Les difficultés du contact émotionnel

Inévitablement qui dit polyamour ou anarchie relationnelle implique le contact émotionnel entre deux personnes. Mais alors que dans la relation de type traditionnel on s’habitue lentement à la façon de s’exprimer d’une seule personne, dans ces autres contextes nous devons parfois nous adapter rapidement (voire simultanément!) à différentes façons de ressentir et de communiquer ses émotions.

Le contact émotionnel passe par différentes étapes, chacune d’entre elle formant un continuum où les gens peuvent se situer. Comprendre donc comment s’y retrouvent vos partenaires vous aidera à créer avec eux des liens plus intimes.

Tout d’abord vient la capacité de ressentir l’émotion et d’en être conscient. La majorité des gens ressentent une gamme assez variée d’émotions primaires (joie, tristesse, peur, colère) et secondaire (honte, nostalgie, affection, etc.). Chez certaines personnes par contre, l’émotion peut être réprimée ou refoulée inconsciemment, ou encore absente (parfois, seules les émotions primaires sont présentes, parfois aucune), qu’il s’agisse de mécanismes de défense psychologiques ou encore de particularités neurologiques (par exemple, chez certaines personnes neuroatypiques).

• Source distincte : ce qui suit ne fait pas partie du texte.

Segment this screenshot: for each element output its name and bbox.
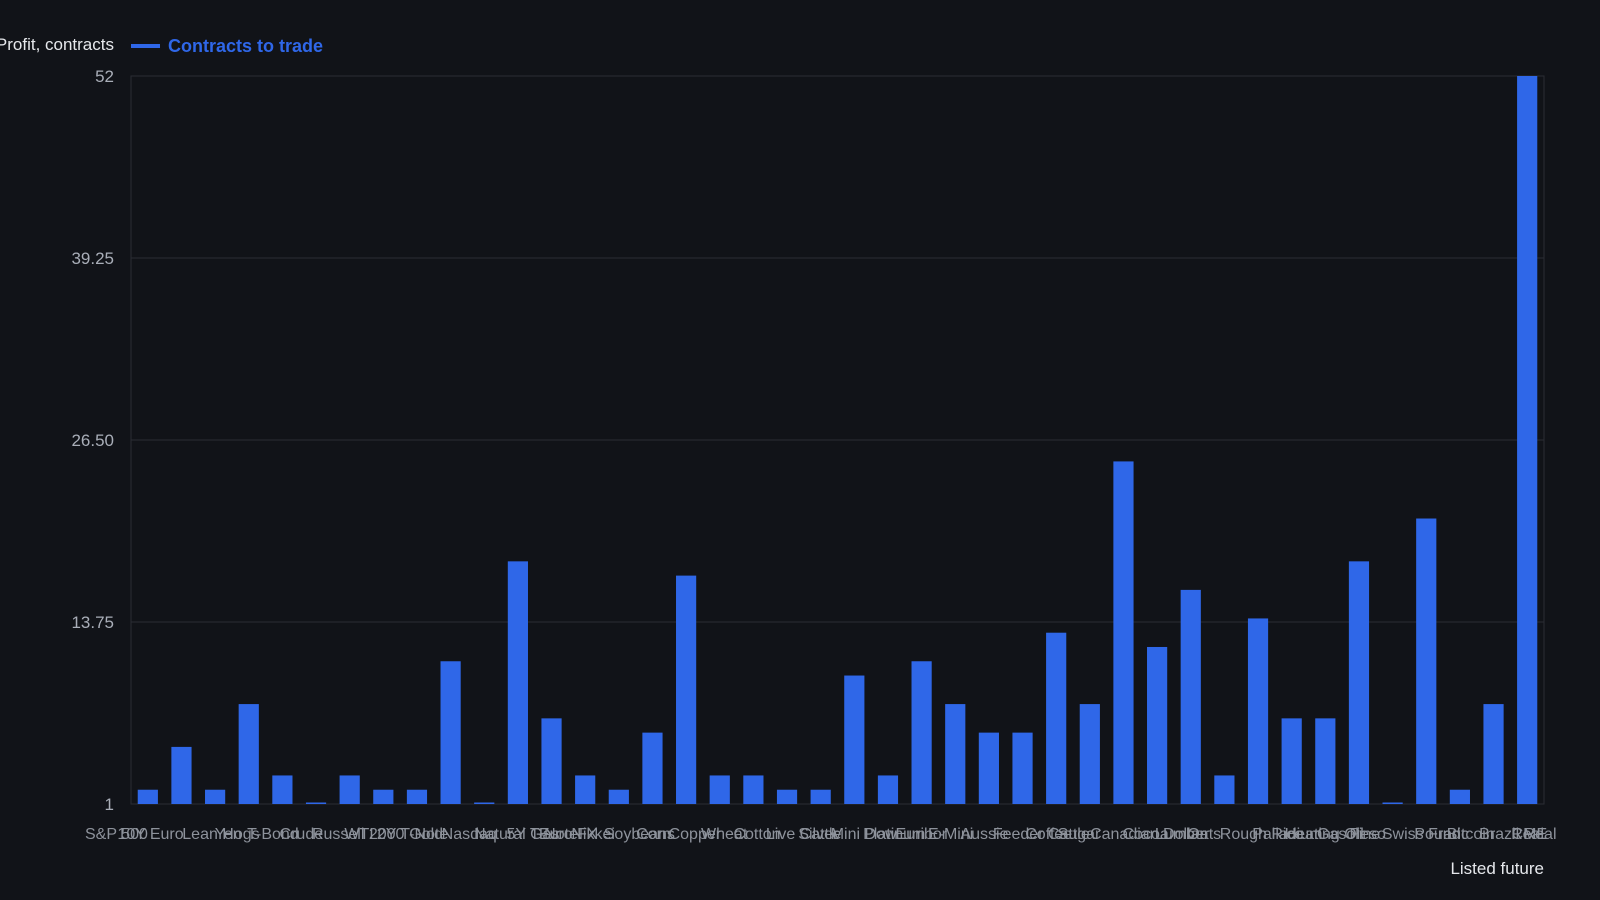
chart-canvas: 1 13.75 26.50 39.25 52 S&P 50010Y EuroLean Ho… — [0, 35, 1557, 878]
bar[interactable] — [642, 732, 663, 804]
bar[interactable] — [1315, 718, 1336, 804]
bar[interactable] — [507, 561, 528, 804]
bar[interactable] — [1180, 589, 1201, 804]
bar[interactable] — [1416, 518, 1437, 804]
bar[interactable] — [1449, 789, 1470, 804]
y-axis-tick-labels: 1 13.75 26.50 39.25 52 — [71, 67, 114, 814]
bar[interactable] — [406, 789, 428, 804]
x-axis-title: Listed future — [1450, 859, 1544, 878]
x-tick-label: WTI — [344, 826, 373, 843]
x-tick-label: Corn — [636, 826, 671, 843]
bar[interactable] — [1382, 802, 1403, 805]
bar[interactable] — [205, 789, 226, 804]
bar[interactable] — [474, 802, 495, 805]
bar[interactable] — [575, 775, 596, 804]
bar[interactable] — [171, 746, 192, 804]
bar[interactable] — [844, 675, 865, 804]
x-tick-label: Peso — [1349, 826, 1386, 843]
bar[interactable] — [1247, 618, 1269, 804]
bar[interactable] — [676, 575, 697, 804]
bar[interactable] — [137, 789, 158, 804]
y-tick-label: 26.50 — [71, 431, 114, 450]
bar[interactable] — [541, 718, 562, 804]
x-tick-label: Real — [1511, 826, 1544, 843]
bar[interactable] — [743, 775, 764, 804]
bar[interactable] — [911, 661, 932, 804]
x-tick-label: Gold — [409, 826, 443, 843]
bar[interactable] — [440, 661, 461, 804]
x-axis-tick-labels: S&P 50010Y EuroLean HogsYen T-BondCrudeRus… — [85, 826, 1557, 843]
bar[interactable] — [1517, 76, 1538, 804]
bar[interactable] — [709, 775, 730, 804]
y-tick-label: 1 — [105, 795, 114, 814]
bar[interactable] — [1214, 775, 1235, 804]
bar[interactable] — [877, 775, 899, 804]
bar[interactable] — [1483, 704, 1504, 804]
bar-chart: 1 13.75 26.50 39.25 52 S&P 500 10Y Euro Lean Ho… — [0, 0, 1600, 900]
x-tick-label: 10Y — [117, 826, 146, 843]
bar[interactable] — [1147, 646, 1168, 804]
y-tick-label: 52 — [95, 67, 114, 86]
bar[interactable] — [1348, 561, 1370, 804]
bar[interactable] — [272, 775, 293, 804]
bar[interactable] — [1012, 732, 1033, 804]
bar[interactable] — [945, 704, 966, 804]
bar[interactable] — [305, 802, 327, 805]
bar[interactable] — [608, 789, 629, 804]
bar[interactable] — [238, 704, 259, 804]
bar[interactable] — [810, 789, 831, 804]
bar[interactable] — [776, 789, 798, 804]
grid-lines — [131, 75, 1544, 805]
x-tick-label: Yen — [215, 826, 242, 843]
bar[interactable] — [339, 775, 360, 804]
bar[interactable] — [373, 789, 394, 804]
legend-label: Contracts to trade — [168, 36, 323, 56]
bar[interactable] — [978, 732, 999, 804]
bar[interactable] — [1281, 718, 1302, 804]
x-tick-label: Oats — [1187, 826, 1221, 843]
bar[interactable] — [1046, 632, 1067, 804]
y-tick-label: 13.75 — [71, 613, 114, 632]
legend[interactable]: Contracts to trade — [131, 36, 323, 56]
bar[interactable] — [1079, 704, 1100, 804]
bar[interactable] — [1113, 461, 1134, 804]
x-tick-label: Euro — [150, 826, 184, 843]
y-tick-label: 39.25 — [71, 249, 114, 268]
y-axis-title: Profit, contracts — [0, 35, 114, 54]
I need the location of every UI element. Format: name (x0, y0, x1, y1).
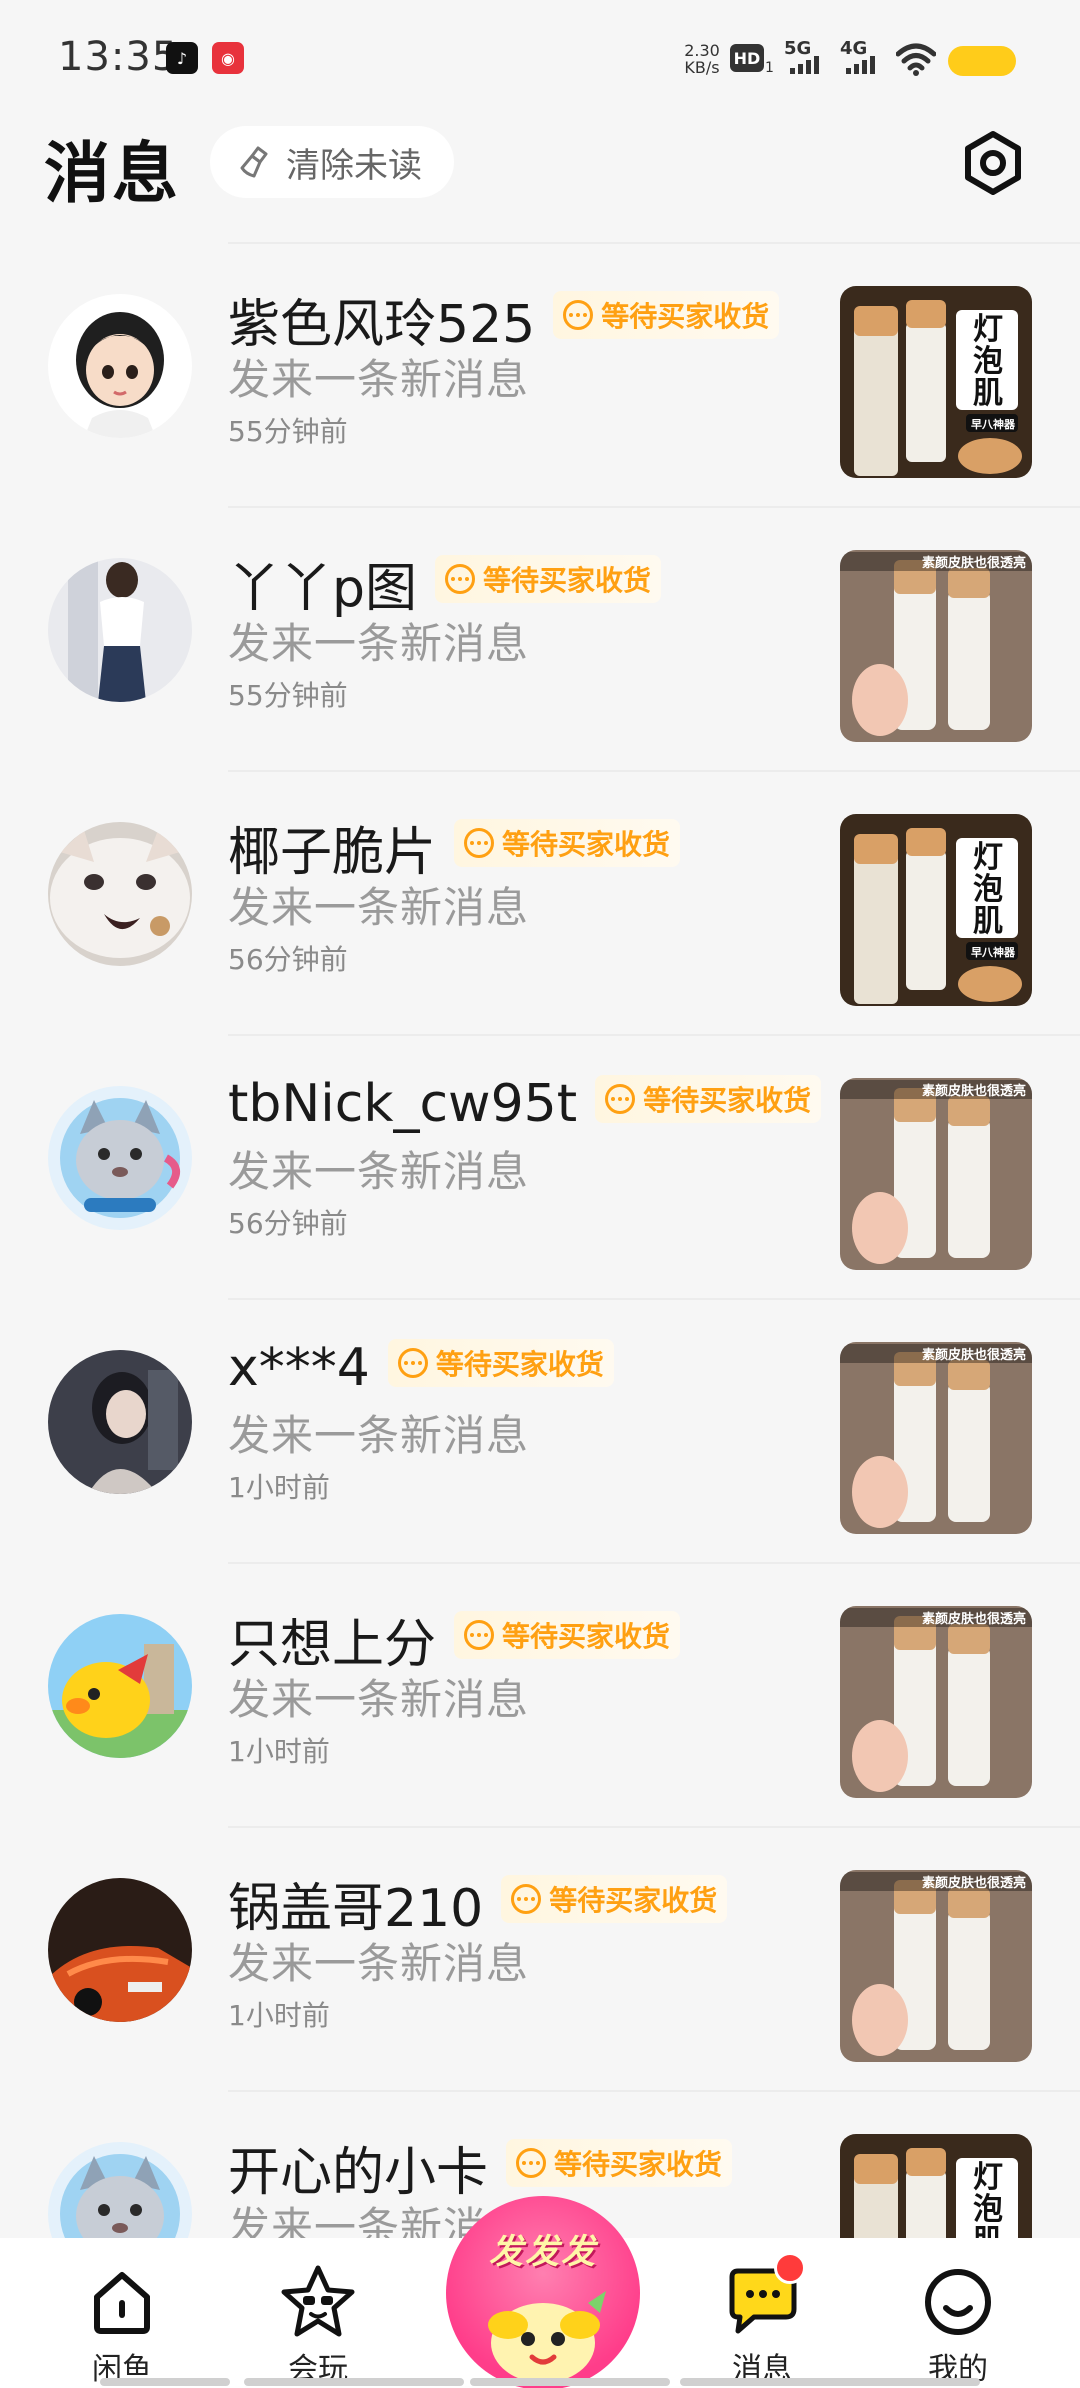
more-dots-icon (511, 1883, 542, 1914)
tiktok-icon: ♪ (166, 42, 198, 74)
product-thumbnail[interactable]: 素颜皮肤也很透亮 (840, 1342, 1032, 1534)
message-preview: 发来一条新消息 (228, 355, 530, 404)
avatar[interactable] (48, 1350, 192, 1494)
product-thumbnail[interactable]: 灯泡肌 (840, 2134, 1032, 2238)
message-time: 56分钟前 (228, 1207, 348, 1240)
avatar[interactable] (48, 1614, 192, 1758)
message-time: 56分钟前 (228, 943, 348, 976)
shopping-app-icon: ◉ (212, 42, 244, 74)
message-preview: 发来一条新消息 (228, 1675, 530, 1724)
contact-name: tbNick_cw95t (228, 1074, 578, 1134)
order-status-tag: 等待买家收货 (595, 1075, 822, 1123)
avatar[interactable] (48, 1086, 192, 1230)
avatar[interactable] (48, 1878, 192, 2022)
message-time: 1小时前 (228, 1471, 330, 1504)
more-dots-icon (516, 2147, 547, 2178)
message-preview: 发来一条新消息 (228, 1147, 530, 1196)
product-thumbnail[interactable]: 素颜皮肤也很透亮 (840, 1078, 1032, 1270)
message-item[interactable]: x***4 等待买家收货 发来一条新消息 1小时前 素颜皮肤也很透亮 (0, 1300, 1080, 1564)
nav-messages[interactable]: 消息 (682, 2238, 842, 2388)
order-status-tag: 等待买家收货 (506, 2138, 733, 2187)
message-item[interactable]: tbNick_cw95t 等待买家收货 发来一条新消息 56分钟前 素颜皮肤也很… (0, 1036, 1080, 1300)
mascot-fish-icon (488, 2291, 606, 2383)
smiley-icon (925, 2269, 991, 2335)
message-time: 55分钟前 (228, 415, 348, 448)
product-thumbnail[interactable]: 灯泡肌 早八神器 (840, 814, 1032, 1006)
more-dots-icon (464, 827, 495, 858)
message-preview: 发来一条新消息 (228, 1939, 530, 1988)
thumbnail-caption: 素颜皮肤也很透亮 (840, 1872, 1032, 1891)
signal-bars-icon (790, 56, 819, 74)
gesture-bar (100, 2378, 230, 2386)
clear-unread-label: 清除未读 (286, 145, 422, 186)
message-item[interactable]: 锅盖哥210 等待买家收货 发来一条新消息 1小时前 素颜皮肤也很透亮 (0, 1828, 1080, 2092)
message-preview: 发来一条新消息 (228, 883, 530, 932)
message-time: 55分钟前 (228, 679, 348, 712)
thumbnail-subcaption: 早八神器 (971, 946, 1015, 959)
thumbnail-caption: 灯泡肌 (973, 840, 1003, 939)
more-dots-icon (605, 1084, 636, 1114)
avatar[interactable] (48, 558, 192, 702)
thumbnail-caption: 素颜皮肤也很透亮 (840, 1608, 1032, 1627)
thumbnail-caption: 素颜皮肤也很透亮 (840, 1080, 1032, 1099)
wifi-icon (896, 43, 936, 76)
battery-icon (948, 46, 1016, 76)
message-item[interactable]: 只想上分 等待买家收货 发来一条新消息 1小时前 素颜皮肤也很透亮 (0, 1564, 1080, 1828)
nav-play[interactable]: 会玩 (238, 2238, 398, 2388)
product-thumbnail[interactable]: 素颜皮肤也很透亮 (840, 550, 1032, 742)
hd-sim-index: 1 (765, 60, 774, 76)
publish-button[interactable]: 发发发 (446, 2196, 640, 2388)
more-dots-icon (464, 1619, 495, 1650)
avatar[interactable] (48, 294, 192, 438)
message-item[interactable]: 丫丫p图 等待买家收货 发来一条新消息 55分钟前 素颜皮肤也很透亮 (0, 508, 1080, 772)
clear-unread-button[interactable]: 清除未读 (210, 126, 454, 198)
page-title: 消息 (44, 135, 180, 212)
publish-label: 发发发 (489, 2232, 597, 2272)
avatar[interactable] (48, 822, 192, 966)
order-status-tag: 等待买家收货 (454, 1610, 681, 1659)
hd-voice-icon: HD (730, 44, 764, 72)
nav-home[interactable]: 闲鱼 (42, 2238, 202, 2388)
more-dots-icon (445, 563, 476, 594)
more-dots-icon (397, 1348, 428, 1378)
order-status-tag: 等待买家收货 (454, 818, 681, 867)
thumbnail-caption: 素颜皮肤也很透亮 (840, 552, 1032, 571)
unread-badge (774, 2252, 806, 2284)
star-sunglasses-icon (281, 2265, 355, 2337)
settings-button[interactable] (958, 128, 1028, 198)
status-bar: 13:35 ♪ ◉ 2.30 KB/s HD 1 5G 4G (0, 0, 1080, 110)
message-preview: 发来一条新消息 (228, 1411, 530, 1460)
settings-icon (965, 131, 1021, 195)
gesture-bar (680, 2378, 980, 2386)
order-status-tag: 等待买家收货 (387, 1339, 614, 1387)
product-thumbnail[interactable]: 素颜皮肤也很透亮 (840, 1870, 1032, 2062)
message-time: 1小时前 (228, 1999, 330, 2032)
more-dots-icon (563, 299, 594, 330)
product-thumbnail[interactable]: 素颜皮肤也很透亮 (840, 1606, 1032, 1798)
thumbnail-caption: 灯泡肌 (973, 2160, 1003, 2239)
message-item[interactable]: 紫色风玲525 等待买家收货 发来一条新消息 55分钟前 灯泡肌 早八神器 (0, 244, 1080, 508)
thumbnail-subcaption: 早八神器 (971, 418, 1015, 431)
contact-name: x***4 (228, 1338, 370, 1398)
product-thumbnail[interactable]: 灯泡肌 早八神器 (840, 286, 1032, 478)
order-status-tag: 等待买家收货 (553, 290, 780, 339)
gesture-bar (244, 2378, 464, 2386)
signal-bars-icon (846, 56, 875, 74)
message-list[interactable]: 紫色风玲525 等待买家收货 发来一条新消息 55分钟前 灯泡肌 早八神器 丫丫… (0, 242, 1080, 2238)
thumbnail-caption: 素颜皮肤也很透亮 (840, 1344, 1032, 1363)
network-speed: 2.30 KB/s (684, 41, 720, 77)
message-time: 1小时前 (228, 1735, 330, 1768)
nav-mine[interactable]: 我的 (878, 2238, 1038, 2388)
order-status-tag: 等待买家收货 (435, 554, 662, 603)
gesture-bar (470, 2378, 670, 2386)
avatar[interactable] (48, 2142, 192, 2238)
order-status-tag: 等待买家收货 (501, 1874, 728, 1923)
message-preview: 发来一条新消息 (228, 619, 530, 668)
status-time: 13:35 (58, 34, 179, 80)
message-item[interactable]: 椰子脆片 等待买家收货 发来一条新消息 56分钟前 灯泡肌 早八神器 (0, 772, 1080, 1036)
broom-icon (240, 146, 268, 178)
home-icon (94, 2272, 150, 2334)
thumbnail-caption: 灯泡肌 (973, 312, 1003, 411)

L’émotion se distingue aussi de l’humeur, qui est un état d’âme moins spécifique, mais dont les mouvements varient aussi de personne en personne, allant de l’athymie (soit l’absence d’état affectif) jusqu’à des mouvements d’humeur hors de contrôle, et une bonne majorité des gens se situent entre les deux.

Il faut de surcroît être capable d’exprimer cette émotion. On estime qu’environ 10% des gens sont touchés à différents niveaux par l’alexithymie, qui est la capacité de reconnaître et de communiquer ses émotions.

La capacité de percevoir l’émotion chez les autres est un élément important de la communication. Certaines personnes neuroatypiques n’ont pas cette capacité ou la développent à un niveau moindre. Cette perception peut être cognitive, du registre de l’empathie – vous reconnaissez, analysez, et décodez intellectuellement l’humeur de l’autre – ainsi qu’affective, du registre de la sympathie – vous ressentez vous même l’émotion que votre partenaire ressent. (Notez bien que les termes empathie et sympathie sont utilisés différemment selon les auteurs, alors si ces expressions vous déplaisent, sentez-vous libre de substituer celles de votre choix). Chaque personne diffère quant à sa façon de réagir aux émotions d’autrui, ce qui n’est pas en soit une mauvaise chose. Ainsi, un psychopathe primaire pourrait analyser vos émotions pour vous manipuler, mais vous appréciez qu’un chirurgien garde aussi la tête froide en vous opérant. L’empathie et la sympathie sont donc différents de la moralité.

La communication émotionnelle, autrement dit, repose sur une boucle fragile impliquant la reconnaissance de son émotion, l’expression de celle-ci, la reconnaissance de cette expression par l’autre, puis une réaction ou une validation appropriée, et ainsi de suite. Pour des raisons personnelles, psychologiques, neurologiques ou autres, la capacité de vos partenaires peut varier selon chacune de ses étapes. Il devient donc important, surtout si votre polycule est assez diversifié, de reconnaître vos propres patterns, d’en informer vos partenaires et, idéalement, que ceux-ci fassent de même avec vous.

Par exemple,  je n’ai pas de difficulté à comprendre les émotions que je ressens, à les mettre en mots et à les communiquer au besoin. De façon générale je réussis assez bien à décoder les émotions chez les autres – je sais s’ils expriment de la tristesse, de la colère, de la joie, un mélange de diverses émotions, etc. – et j’ajuste mes réactions en conséquence, sur une base presque analytique. Par contre, je ne ressens jamais l’émotion d’autrui. Ceci ne veut pas dire que je ne ressens pas d’émotion envers eux ou pour eux. S’ils connaissent du succès, je me réjouis pour eux. S’ils sont tristes, je tente de voir de quelle façon je peux être présent pour eux. Mais je ne ressens pas moi-même cette tristesse.

Enfin, résistez à la tentation de diagnostiquer vos partenaires (et les gens en général) si leurs schémas émotionnels ne correspondent pas à ce que vous considérer être la norme. D’une part, les diagnostics peuvent être très complexes et requiert une maîtrise avancée de même qu’un détachement clinique que vous n’aurez pas. D’autre part, une erreur de votre part pourrait causer plus de mal que de bien à vos partenaires. Faites preuve de compassion et, au mieux, encouragez l’autre à consulter un professionnel si la situation lui cause une réelle détresse.